Fed’s Preferred Inflation Gauge Continues to Climb

April 28, 2023

Despite a yearlong effort to combat inflation, the Federal Reserve’s preferred inflation metric rose again in March.

The core personal consumption expenditures (PCE) index, which excludes food and energy, showed that prices were up 0.3% from the month prior, in line with economist expectations. On an annual basis, the core PCE increased 4.6%, slightly above expectations and down just 0.1% from February’s annual increase.

The topline PCE reading, which includes the more volatile food and energy components, was up just 0.1% from the previous month and up 4.2% on an annual basis, down substantially from 5.1% in February. The PCE hit its recent peak of 7% in June 2022, the highest level since 1981.

The topline reading was so much higher because of rapidly falling energy costs, which were down 3.7% for the month. Consumers also got some relief from lower food prices, which were down 0.2%, as were goods prices. Services, which have been one of the main contributors to inflation as of late, were up 0.2% for the month.

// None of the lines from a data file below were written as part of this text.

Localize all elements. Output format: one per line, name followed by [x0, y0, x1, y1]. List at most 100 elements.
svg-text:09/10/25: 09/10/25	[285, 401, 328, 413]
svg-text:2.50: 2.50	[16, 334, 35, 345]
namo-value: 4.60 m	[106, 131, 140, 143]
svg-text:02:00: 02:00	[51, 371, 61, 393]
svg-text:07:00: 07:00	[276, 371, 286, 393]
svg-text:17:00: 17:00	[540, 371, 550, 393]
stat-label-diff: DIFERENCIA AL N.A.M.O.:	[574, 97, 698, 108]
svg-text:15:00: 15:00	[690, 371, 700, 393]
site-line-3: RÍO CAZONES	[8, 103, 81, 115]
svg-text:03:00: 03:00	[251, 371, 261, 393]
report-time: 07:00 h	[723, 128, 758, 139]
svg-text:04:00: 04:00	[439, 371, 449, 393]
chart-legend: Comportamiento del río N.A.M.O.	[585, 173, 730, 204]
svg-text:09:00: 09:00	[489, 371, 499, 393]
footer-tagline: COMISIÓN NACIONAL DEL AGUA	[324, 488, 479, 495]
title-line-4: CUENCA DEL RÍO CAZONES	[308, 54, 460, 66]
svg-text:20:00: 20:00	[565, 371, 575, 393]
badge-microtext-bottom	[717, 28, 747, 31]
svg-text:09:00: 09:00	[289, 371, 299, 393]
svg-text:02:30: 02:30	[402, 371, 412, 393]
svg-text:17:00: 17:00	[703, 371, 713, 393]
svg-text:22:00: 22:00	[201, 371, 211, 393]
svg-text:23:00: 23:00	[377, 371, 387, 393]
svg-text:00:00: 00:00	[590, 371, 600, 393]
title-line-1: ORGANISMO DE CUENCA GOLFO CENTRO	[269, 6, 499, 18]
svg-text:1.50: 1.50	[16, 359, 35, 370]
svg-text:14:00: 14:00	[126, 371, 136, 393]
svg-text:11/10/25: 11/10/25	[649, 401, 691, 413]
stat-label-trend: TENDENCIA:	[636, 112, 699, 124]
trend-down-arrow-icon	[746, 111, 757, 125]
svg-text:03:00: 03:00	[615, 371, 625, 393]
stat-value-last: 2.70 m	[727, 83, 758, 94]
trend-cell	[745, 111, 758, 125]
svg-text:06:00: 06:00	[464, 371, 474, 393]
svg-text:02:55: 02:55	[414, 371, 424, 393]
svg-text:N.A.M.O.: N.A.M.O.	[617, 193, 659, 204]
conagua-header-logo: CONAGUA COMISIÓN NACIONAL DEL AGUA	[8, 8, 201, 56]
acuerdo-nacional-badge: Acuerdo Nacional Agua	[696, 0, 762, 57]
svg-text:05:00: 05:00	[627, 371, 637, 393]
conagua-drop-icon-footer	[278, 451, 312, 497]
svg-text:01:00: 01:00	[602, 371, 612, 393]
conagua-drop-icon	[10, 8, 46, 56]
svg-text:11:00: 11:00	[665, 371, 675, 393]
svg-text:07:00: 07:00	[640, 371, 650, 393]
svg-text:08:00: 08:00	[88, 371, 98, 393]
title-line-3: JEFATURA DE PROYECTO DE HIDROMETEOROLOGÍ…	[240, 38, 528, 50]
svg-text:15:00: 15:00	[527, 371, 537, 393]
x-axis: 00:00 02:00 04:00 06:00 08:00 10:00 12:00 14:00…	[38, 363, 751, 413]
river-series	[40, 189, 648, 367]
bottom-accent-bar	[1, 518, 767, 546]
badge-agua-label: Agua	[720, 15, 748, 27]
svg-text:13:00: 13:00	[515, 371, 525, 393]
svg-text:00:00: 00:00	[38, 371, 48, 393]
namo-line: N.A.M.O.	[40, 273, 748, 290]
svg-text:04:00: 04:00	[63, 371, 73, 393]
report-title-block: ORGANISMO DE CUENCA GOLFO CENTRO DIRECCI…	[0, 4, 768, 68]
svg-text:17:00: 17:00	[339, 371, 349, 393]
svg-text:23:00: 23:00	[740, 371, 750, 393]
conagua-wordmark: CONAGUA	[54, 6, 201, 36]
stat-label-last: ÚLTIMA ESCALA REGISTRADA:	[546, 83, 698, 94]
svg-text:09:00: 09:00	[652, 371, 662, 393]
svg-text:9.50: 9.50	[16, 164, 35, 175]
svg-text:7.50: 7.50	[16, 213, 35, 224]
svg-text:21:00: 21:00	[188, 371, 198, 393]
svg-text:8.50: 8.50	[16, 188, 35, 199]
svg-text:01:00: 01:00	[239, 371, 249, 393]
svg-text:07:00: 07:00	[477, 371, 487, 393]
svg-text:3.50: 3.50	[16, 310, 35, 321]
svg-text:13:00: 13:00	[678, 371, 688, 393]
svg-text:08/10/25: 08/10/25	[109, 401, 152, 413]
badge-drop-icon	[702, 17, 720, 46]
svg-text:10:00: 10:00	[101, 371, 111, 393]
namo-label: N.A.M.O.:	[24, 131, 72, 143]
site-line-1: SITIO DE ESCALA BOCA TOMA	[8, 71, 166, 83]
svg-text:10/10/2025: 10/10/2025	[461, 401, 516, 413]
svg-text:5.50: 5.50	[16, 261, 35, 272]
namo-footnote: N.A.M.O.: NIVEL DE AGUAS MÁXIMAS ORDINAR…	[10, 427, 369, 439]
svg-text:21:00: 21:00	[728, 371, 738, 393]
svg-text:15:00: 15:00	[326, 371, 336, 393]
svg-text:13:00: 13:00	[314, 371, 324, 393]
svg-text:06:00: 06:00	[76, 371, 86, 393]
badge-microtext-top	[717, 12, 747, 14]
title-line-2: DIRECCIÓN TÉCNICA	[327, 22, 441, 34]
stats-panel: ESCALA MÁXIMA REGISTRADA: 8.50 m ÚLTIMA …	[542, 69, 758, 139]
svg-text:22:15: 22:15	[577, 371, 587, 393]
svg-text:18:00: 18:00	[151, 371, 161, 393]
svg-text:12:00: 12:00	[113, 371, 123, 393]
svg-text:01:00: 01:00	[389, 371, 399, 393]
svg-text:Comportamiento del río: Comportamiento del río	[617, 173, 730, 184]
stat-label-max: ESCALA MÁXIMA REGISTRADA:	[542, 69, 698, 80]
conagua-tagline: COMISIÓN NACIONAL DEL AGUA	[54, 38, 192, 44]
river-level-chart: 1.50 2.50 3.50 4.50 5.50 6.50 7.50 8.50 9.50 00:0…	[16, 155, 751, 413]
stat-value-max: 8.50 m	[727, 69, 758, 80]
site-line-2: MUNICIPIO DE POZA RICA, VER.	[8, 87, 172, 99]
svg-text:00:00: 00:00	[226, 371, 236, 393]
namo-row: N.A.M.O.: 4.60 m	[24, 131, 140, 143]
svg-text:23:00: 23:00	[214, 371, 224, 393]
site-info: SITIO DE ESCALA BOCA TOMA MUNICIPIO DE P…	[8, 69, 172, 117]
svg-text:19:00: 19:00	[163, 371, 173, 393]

In another key inflation measure for the Fed, the employment cost index, was up 1.2% during the first quarter, higher than the 1% estimate from Dow Jones economists.

While the annual inflation rates are down from the peaks hit last year, they remain well above the Fed’s 2% inflation target, and the slow decline suggests that inflation is proving to be stickier than the Fed had expected.

Since March of last year, the Fed has raised its benchmark interest rate nine times, bringing it from essentially zero to 4.75% in a historically short period of time. The Fed is widely expected to hike rates by another quarter percentage point at its upcoming meeting in early May before pausing to assess the impact that tighter monetary policy is having on the economy.